I think you might find it helpful to look at the question of miracles the other way round for a change. Supposing physical miracles were to be the main basis for our faith in God where does that land us? For a start, there wouldn’t have been any need for the life and death of Jesus at all. God could simply have appeared to one or more individuals with a message to call the world to repentance- rather as Mary is said to have appeared to the child Bernadette at Lourdes. But dazzling or frightening us into following his commands isn’t God’s way with us. He gives us a snap-shot of, as it were, “God in action” living, living and suffering amongst us as one of us. Jesus, his life, ministry and death is a sort of trailer for what a life lived as a child of God should really be like. That’s how God attracts us to follow him – not by dazzling us with miracles.

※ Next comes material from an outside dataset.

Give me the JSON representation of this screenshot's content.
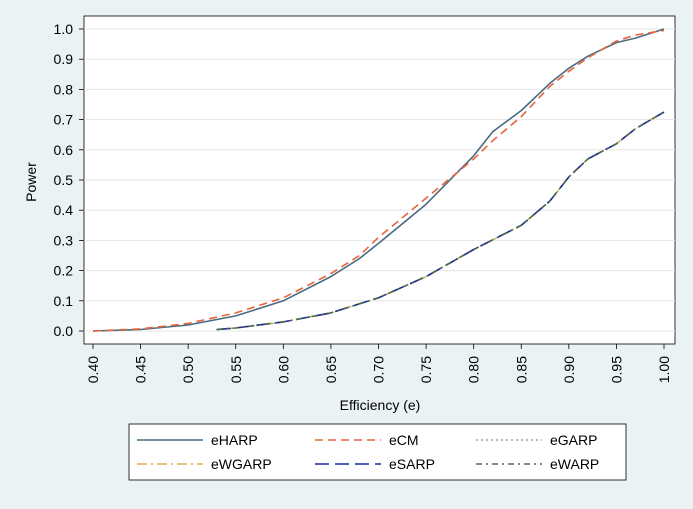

What is, I think, a balanced view of how we should see the miraculous element in the gospels – is indeed in our own lives – is given by the English theologian Geoffrey Lampe who had this to say:

“If on other grounds, we believe that God was actively present in Jesus and that (through Jesus) God’s kingdom was being brought within men’s’ reach, the miracles can be understood as signs of this truth and as confirming it; but the miracle stories in themselves are not an adequate foundation for our belief”.

But signs are only for those with eyes to see them. However impressed the people of Galilee may have been by Jesus’ miraculous healings, very few of them went so far as to throw in their lot with his. Miracles, it seems, were not enough to convince the unbelievers. Isn’t it the same today?